= Religion in Gombe State =

Religion in Gombe State consists of the religious belief practices of people living in Gombe State, as well as their history. According to a 2015 estimate, the population of Gombe State about 65-70% Muslim and 30-35% Christian without accounting for traditionalist practices, other faiths, or irreligion. Sharia is valid for the Muslim population.

Geographically, Muslims predominate in the northern and central regions of the state while the southern region is majority-Christian; however, there are sizeable minorities of northern Christians and southern Muslims. In terms of ethnicity, the Bole, Fulani, Kanuri, and Hausa peoples in the state are almost entirely Muslim while Tangale, Pero, Waja peoples are predominantly Christian. Groups like the Cham, Dadiya, Jara, Kamo, Tera peoples are religiously mixed while non-indigenous groups like the Igbo people tend to be mainly Christian.

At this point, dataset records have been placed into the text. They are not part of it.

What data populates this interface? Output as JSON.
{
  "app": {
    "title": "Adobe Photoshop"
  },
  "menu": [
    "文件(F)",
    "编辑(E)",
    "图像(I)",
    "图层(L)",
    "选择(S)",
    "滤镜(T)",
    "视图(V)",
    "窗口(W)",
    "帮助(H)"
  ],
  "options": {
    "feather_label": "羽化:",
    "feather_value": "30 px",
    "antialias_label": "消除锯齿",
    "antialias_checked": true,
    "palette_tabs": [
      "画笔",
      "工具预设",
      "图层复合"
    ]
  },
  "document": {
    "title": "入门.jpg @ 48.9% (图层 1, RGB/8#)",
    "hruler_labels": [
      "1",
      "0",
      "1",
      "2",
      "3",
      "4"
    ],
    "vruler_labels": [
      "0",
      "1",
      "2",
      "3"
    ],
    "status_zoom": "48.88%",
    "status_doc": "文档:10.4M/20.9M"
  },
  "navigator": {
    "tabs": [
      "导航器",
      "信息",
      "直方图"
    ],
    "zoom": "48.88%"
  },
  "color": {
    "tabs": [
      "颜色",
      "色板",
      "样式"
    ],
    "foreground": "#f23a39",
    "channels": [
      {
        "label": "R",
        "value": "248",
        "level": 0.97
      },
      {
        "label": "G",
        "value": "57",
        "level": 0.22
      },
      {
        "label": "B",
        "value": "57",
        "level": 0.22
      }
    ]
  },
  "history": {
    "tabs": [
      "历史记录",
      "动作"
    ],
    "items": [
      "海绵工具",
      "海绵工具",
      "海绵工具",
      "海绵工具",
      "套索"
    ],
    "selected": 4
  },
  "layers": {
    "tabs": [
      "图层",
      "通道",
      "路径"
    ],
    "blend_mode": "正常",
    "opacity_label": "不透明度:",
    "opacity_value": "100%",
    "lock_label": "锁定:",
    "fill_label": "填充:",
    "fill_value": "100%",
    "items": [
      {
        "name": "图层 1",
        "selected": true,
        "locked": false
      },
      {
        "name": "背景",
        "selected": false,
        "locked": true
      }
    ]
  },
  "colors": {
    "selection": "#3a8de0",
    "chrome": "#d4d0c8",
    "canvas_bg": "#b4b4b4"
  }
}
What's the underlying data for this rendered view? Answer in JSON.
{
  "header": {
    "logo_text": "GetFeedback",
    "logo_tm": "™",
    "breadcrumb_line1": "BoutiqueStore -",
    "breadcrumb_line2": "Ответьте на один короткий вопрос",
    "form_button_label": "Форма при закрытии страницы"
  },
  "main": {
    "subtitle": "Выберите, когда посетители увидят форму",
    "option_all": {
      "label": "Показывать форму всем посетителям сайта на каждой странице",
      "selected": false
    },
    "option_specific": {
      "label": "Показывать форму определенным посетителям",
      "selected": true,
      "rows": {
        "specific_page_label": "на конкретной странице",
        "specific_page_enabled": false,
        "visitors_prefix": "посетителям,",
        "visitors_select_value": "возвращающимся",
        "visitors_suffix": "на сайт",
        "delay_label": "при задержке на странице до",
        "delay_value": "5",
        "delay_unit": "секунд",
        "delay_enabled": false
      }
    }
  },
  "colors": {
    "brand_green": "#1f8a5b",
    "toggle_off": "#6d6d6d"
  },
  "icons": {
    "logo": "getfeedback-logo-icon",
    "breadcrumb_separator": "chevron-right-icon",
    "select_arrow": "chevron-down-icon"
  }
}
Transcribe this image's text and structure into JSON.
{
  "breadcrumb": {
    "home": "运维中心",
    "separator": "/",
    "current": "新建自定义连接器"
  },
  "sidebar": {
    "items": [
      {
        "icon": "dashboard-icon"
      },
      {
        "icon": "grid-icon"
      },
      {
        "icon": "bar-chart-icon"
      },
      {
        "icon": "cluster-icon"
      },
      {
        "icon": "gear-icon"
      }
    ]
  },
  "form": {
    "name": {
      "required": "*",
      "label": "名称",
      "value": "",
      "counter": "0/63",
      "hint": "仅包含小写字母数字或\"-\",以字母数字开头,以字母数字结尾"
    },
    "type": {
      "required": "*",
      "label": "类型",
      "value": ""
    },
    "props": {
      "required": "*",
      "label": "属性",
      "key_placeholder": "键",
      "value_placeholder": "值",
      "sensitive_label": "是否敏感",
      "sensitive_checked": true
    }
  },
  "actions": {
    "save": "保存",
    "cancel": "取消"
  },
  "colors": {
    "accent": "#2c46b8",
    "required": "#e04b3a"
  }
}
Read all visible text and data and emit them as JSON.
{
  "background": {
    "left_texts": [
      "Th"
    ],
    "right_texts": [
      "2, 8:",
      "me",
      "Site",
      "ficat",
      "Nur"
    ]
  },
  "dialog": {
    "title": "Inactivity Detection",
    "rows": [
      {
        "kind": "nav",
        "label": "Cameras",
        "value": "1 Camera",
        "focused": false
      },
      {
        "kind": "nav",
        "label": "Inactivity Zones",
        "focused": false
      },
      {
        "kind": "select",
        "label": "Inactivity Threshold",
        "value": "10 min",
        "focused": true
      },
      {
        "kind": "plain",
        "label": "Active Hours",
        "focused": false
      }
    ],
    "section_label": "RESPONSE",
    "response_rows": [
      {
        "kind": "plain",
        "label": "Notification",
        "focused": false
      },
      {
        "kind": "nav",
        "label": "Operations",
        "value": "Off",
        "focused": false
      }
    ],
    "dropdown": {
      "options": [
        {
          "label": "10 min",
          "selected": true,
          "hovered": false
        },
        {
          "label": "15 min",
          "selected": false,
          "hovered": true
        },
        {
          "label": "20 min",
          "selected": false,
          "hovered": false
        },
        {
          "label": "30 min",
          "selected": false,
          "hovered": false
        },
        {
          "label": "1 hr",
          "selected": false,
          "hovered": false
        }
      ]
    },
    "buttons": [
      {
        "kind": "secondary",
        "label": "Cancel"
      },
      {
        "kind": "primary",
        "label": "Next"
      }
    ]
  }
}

In the late nineteenth century, Gombe was known to be a starting point of religious crises in Northern Nigeria. To address and mitigate this, the Nigerian Supreme Council for Islamic Affairs (NSCIA) and the Christian Association of Nigeria (CAN) formed a forum called the Nigeria Inter-Religious Council (NIREC) in 1999 for the purpose of tackling the issues. In the twenty-first century, religious conflicts between Christians and Muslims lessened but still occasionally flare up, notably clashes over Sharia implementation in 2000 and 2001, the lynching of Christianah Oluwatoyin Oluwasesin in 2007, and the 2021 Mai Tangale crisis in addition to clashes between Islamic Movement of Nigeria and law enforcement, Boko Haram attacks on churches, and religiously tinged electoral violence.